Voltage Divider feeding Op-Amp Confusion

[Balrock]

Hello everyone. I have been able to get back to my project again the last week. I have been struggling with the same problem for many days and I have finally run out of things to try.

I am trying to feed my Op-Amp Voltage Inverter with a Potential divider but with no accuracy.

The Potential Divider. - With a supply of 5 volts Point A gives me a ratio of 1:4 and correctly gives me 1.25volts.

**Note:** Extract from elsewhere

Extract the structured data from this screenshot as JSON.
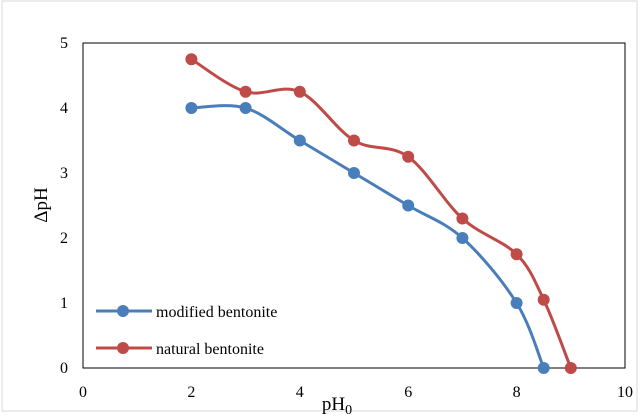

The Op-Amp Inverter - If I supply say + 2 volts directly at point X from a power supply rail point Z correctly gives me - 2 volts. This is due to the fact that

Z (volts out) = - R4 / R3 x X (volts in)
so the real numbers are
- 1 / 1 x 2 = - 2

So far so good.

If I connect point A to Point X I do not see - 1.25v at point Z. I see -0.63 volts

If I remove R3 and replace R4 with a 3.9k resistor so that the Op-Amp maths looks correct I still do not see 1.25v at point Z. I see -5.02 volts

I have come back to this several times but I am stuck. I know that I am obviously missing fundamental knowledge here. Any and all help is very welcome.


Thanks kindly Paul.

 

[LvW]

Hi Paul, I think your error is that you treat the node A as a voltage source (zero internall resistance) - thus forgetting that the divider resistors affect the feedback factor.

 

[FvM]

Or see it the other way around. The -1 gain of the op circuit is kept, but the voltage divider is loaded by an additional 1 k resistor to ground. You need to adjust the voltage divider for this load, by changing R1 and R2, Increasing R2 alone doesn't work.

 

[etmabreu]

Point Y is at ground potential. This means that, for computing voltage at Point A, R3 is in fact in parallel with R2 when you connect A to X. Do your calculations for the new voltage and smile...

 

[91divine]

hi barlock, you are ignoring the output impedance of your potential divider circuit.
If you take it in consideration, then u will find that its output impedance is ~0.975ohm (ie. 3.9||1.3).
now taking this in account your gain equation modifies as -R4/(R3+0.95). taking R4=R3=1k equation will became -1/(1+0.95) * 1.25 = -0.64v

So there are two solution to remove this impedance mismatch:

1. choose the value of R4 such that ratio of R4/(R3+0.95) will give you the required gain. (this solves a specific problem)
2. introduce a voltage follower circuit in between your potential divider and OPAMP circuit. This voltage follower will nullify the effect of impedance mismatch.

I will recommend you 2nd method if you are doing this project only on hardware(ie bread board). If you are doing only simulation then u can opt for 1st method

Hope you will find this answer helpful......

 

[LvW]

output impedance is ~0.975ohm (ie. 3.9||1.3).

0.975 kohms.